The first problem I had to face was the outdated version of the operating system running on our server (Ubuntu 6.10 is very old, its support ended on 2008, and I didn’t mean to upgrade it). To be able to use its built in apt-get tool to install or upgrade software, I first had to update the /etc/apt/sources.list file as described here. Then I went through the Bugzilla release notes to check what prerequisites had changed since 2.22: in my case I had to upgrade MySQL and upgrade or install most of the required perl modules. By the way, upgrading perl modules on such an old linux release was a non-trivial task and it took me a considerable amount of time.

Then I just followed the upgrade guide that is shipped with the product. Here’s what I did in detail:

  • fixed the bugs database using a few SQL updates, just to make the Sanity Check happy
  • shut down the old Bugzilla instance (see the shutdownhtml parameter in the Parameters page)
  • backed up the database; /usr/bin/mysqldump --user xxx --password=xxx bugs | gzip > bugs.gz does the job for MySQL
  • downloaded the Bugzilla 4.2 tarball from the download page
  • extracted the tarball to /var/www and copied here the localconfig file and the data directory from the previous Bugzilla installation (see the upgrade guide for more details)
  • checked if all the required perl modules were correctly installed; Bugzilla comes with a useful perl script that tells you if everything is fine:./ --check-modules
  • updated the Apache configuration to make the virtual host point to the new installation (the AllowOverride option has changed since 2.22, see release notes for more details)
  • enabled the mod_headers and mod_expires Apache modules (mod_env module was already compiled into my Apache installation); the a2enmod command is an easy way to enable an Apache module: sudo a2enmod headers
  • run again to make sure everything was fine

That’s it. After this, our Bugzilla 4.2 instance was running and apparently everything was ok. But -of course- during the first tests a problem came up: confirming the creation of a new bug took a very long time (almost one minute). After further investigation, I found that this was due to the very old version of Sendmail present on our linux box: Bugzilla uses the system’s MTA to send emails to users, and this very old version of Sendmail was really slow in delivering emails. Bugzilla 2.22 had a specific configuration parameter (sendmailnow) which should be turned off when using Sendmail older than 8.12 (like mine), but this parameter has been removed in Bugzilla 4.2. So to solve this problem I’ve replaced Sendmail with Postfix 2.3.3 (which is a Sendmail-compatible MTA and is reasonably fast in sending mails).
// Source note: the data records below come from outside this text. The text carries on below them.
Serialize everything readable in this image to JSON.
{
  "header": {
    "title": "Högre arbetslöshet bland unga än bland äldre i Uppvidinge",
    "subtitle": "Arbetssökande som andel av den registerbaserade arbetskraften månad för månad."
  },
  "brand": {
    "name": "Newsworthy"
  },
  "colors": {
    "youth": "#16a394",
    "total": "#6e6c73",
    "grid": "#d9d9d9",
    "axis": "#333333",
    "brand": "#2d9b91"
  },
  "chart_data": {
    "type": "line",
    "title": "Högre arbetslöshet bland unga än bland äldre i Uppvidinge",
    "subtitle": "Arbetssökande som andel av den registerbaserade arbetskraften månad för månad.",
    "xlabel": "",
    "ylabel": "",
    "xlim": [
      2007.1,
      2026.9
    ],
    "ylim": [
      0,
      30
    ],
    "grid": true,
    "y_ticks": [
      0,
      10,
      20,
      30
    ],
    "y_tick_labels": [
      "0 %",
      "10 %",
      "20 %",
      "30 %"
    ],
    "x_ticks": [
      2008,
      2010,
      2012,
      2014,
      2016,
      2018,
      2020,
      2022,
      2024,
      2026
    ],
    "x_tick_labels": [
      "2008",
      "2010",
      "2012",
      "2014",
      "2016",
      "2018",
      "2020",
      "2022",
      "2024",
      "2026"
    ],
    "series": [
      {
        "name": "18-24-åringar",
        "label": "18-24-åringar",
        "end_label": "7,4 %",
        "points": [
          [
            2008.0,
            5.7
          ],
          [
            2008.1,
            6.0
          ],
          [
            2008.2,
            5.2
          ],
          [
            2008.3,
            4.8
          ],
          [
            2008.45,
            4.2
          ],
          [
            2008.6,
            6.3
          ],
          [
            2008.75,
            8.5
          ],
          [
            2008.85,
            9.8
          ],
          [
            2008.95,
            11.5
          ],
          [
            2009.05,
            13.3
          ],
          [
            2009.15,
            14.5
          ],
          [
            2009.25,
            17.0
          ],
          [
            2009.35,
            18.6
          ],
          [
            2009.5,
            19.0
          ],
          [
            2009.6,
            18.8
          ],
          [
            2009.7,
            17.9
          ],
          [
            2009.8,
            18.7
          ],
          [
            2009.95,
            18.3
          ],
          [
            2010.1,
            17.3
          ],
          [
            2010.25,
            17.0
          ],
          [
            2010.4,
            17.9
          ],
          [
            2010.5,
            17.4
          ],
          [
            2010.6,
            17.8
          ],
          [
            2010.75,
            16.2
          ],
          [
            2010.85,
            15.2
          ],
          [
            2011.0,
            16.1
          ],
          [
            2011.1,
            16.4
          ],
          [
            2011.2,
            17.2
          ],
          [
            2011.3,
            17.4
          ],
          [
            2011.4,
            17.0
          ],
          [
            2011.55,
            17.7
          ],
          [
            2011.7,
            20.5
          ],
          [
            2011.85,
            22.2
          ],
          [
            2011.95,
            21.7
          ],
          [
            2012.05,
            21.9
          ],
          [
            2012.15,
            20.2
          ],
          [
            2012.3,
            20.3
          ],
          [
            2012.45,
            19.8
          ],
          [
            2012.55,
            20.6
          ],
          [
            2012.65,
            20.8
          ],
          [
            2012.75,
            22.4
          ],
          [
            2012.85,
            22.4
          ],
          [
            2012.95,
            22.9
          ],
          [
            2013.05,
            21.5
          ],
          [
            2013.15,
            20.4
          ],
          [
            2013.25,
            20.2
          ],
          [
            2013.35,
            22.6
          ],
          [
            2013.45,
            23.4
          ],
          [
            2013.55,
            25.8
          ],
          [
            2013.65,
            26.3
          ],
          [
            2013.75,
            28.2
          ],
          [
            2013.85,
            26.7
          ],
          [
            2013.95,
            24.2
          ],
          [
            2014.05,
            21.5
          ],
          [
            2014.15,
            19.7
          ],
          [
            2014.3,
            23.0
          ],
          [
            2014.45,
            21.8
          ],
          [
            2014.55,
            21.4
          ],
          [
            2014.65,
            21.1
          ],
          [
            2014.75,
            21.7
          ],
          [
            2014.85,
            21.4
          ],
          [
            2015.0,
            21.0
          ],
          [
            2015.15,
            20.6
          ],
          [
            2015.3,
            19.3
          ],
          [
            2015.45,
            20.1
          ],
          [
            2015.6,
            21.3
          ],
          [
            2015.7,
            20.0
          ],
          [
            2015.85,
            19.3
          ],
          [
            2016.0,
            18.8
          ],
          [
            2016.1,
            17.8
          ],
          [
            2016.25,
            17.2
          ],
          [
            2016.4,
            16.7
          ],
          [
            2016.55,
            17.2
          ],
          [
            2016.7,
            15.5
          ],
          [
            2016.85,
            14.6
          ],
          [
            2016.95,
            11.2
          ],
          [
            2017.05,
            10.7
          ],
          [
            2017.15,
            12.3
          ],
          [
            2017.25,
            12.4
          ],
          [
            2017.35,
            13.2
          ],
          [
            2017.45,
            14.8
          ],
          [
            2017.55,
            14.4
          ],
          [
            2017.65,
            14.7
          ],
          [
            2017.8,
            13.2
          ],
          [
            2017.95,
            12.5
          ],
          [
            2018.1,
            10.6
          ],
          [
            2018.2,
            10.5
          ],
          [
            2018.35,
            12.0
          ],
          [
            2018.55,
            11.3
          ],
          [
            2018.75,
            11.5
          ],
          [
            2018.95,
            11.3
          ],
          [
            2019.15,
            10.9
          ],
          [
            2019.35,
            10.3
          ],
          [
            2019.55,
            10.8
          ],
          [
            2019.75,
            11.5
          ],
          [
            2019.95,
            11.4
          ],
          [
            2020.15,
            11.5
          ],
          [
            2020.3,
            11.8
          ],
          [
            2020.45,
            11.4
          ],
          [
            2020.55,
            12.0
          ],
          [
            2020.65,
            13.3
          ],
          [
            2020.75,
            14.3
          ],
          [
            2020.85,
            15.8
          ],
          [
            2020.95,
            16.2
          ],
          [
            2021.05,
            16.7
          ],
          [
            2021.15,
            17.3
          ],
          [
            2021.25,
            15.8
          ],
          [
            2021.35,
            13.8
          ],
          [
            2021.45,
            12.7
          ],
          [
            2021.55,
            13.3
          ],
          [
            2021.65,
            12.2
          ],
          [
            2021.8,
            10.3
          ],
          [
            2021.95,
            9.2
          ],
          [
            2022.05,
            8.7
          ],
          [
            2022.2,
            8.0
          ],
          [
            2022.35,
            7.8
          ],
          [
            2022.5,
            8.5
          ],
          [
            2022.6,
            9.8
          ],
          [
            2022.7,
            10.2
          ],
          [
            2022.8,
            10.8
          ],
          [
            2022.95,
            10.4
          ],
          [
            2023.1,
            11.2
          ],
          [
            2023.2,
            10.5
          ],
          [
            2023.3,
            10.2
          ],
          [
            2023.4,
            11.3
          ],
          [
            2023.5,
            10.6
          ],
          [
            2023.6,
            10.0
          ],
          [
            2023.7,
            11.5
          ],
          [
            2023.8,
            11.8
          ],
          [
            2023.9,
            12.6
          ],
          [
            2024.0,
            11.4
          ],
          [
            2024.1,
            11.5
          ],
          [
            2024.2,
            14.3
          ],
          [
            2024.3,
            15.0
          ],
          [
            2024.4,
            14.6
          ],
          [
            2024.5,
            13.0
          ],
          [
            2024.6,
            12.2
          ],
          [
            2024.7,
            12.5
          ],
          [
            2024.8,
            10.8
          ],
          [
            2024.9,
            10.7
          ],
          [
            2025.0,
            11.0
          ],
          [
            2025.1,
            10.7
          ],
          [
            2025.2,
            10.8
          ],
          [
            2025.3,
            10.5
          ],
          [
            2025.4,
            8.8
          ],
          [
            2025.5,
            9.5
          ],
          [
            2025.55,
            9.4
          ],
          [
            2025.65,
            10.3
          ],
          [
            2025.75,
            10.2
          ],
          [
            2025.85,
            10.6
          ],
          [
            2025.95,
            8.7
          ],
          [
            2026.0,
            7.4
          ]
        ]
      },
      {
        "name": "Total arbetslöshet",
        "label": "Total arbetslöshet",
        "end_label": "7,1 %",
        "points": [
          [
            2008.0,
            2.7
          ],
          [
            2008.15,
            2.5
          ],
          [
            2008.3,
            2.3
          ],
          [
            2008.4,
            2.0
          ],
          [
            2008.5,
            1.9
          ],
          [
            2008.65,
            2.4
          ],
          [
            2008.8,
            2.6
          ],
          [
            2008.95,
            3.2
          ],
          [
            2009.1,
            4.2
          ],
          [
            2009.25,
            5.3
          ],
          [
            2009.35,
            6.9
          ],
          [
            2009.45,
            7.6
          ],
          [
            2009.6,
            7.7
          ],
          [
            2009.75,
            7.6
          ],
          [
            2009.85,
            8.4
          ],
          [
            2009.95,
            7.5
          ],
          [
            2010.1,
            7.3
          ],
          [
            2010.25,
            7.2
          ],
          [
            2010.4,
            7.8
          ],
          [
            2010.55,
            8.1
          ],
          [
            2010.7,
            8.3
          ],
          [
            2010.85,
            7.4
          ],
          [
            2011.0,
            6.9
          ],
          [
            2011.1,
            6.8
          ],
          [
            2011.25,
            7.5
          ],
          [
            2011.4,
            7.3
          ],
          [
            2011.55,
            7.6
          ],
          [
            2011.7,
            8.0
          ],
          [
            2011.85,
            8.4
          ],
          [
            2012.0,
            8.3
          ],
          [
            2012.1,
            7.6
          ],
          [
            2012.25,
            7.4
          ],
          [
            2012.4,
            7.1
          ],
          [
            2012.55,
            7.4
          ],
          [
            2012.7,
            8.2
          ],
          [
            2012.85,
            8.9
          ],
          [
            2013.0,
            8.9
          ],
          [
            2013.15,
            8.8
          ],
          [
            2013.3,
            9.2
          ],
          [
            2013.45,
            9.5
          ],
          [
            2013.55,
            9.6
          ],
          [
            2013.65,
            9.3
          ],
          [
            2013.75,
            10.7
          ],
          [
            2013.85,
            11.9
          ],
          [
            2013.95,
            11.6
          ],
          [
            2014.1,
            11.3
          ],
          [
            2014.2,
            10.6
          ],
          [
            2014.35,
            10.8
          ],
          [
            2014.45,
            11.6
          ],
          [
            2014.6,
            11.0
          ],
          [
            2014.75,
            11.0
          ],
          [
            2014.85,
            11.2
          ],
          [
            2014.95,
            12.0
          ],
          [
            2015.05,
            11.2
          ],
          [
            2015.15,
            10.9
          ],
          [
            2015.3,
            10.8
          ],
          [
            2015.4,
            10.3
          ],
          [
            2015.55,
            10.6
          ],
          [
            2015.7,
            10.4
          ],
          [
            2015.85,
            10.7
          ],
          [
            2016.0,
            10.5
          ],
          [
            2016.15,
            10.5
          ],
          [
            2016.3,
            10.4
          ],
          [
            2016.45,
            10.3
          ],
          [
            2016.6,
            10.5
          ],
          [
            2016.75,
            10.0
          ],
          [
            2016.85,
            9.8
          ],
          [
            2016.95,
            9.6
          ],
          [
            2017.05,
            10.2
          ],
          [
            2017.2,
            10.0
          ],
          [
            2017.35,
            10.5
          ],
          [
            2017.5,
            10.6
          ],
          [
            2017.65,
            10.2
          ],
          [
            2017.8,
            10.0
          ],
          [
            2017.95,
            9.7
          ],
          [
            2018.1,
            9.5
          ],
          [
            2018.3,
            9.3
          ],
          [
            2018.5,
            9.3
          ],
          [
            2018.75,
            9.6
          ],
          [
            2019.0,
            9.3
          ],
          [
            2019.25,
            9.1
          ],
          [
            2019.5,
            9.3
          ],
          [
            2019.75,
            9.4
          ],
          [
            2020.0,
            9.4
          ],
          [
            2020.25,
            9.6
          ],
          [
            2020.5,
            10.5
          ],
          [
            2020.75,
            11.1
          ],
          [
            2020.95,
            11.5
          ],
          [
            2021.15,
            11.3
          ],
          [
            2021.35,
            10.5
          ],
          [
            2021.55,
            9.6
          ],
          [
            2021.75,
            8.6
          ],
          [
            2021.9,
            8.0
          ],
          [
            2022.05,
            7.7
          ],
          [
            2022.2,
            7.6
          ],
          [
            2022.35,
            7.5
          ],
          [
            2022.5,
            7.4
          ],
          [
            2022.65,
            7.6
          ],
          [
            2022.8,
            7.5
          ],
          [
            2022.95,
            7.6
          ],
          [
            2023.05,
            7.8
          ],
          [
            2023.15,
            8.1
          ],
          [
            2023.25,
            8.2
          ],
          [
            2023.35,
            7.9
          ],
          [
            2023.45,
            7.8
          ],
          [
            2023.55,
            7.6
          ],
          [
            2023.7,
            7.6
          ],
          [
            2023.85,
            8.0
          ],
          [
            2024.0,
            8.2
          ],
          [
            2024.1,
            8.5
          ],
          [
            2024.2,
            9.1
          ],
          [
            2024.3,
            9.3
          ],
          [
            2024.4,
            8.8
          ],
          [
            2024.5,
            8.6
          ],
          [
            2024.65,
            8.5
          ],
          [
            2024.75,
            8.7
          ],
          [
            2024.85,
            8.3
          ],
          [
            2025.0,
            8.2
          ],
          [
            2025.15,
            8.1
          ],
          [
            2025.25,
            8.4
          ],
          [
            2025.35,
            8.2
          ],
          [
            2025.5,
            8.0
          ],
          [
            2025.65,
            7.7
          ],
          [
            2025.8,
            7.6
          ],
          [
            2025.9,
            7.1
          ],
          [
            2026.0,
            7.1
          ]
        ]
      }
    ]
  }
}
In my opinion Bugzilla is a great software: it’s stable, simple to use and essential (quite uncommon features for most software nowadays). But as far as I can say at this time, the most relevant improvement brought by the upgrade was the nicer user interface. The first impression is that version 4.2 does nothing more than version 2.22, at least not for our specific needs. So I’ll stick with my claim: fixing things that work is always a bad idea.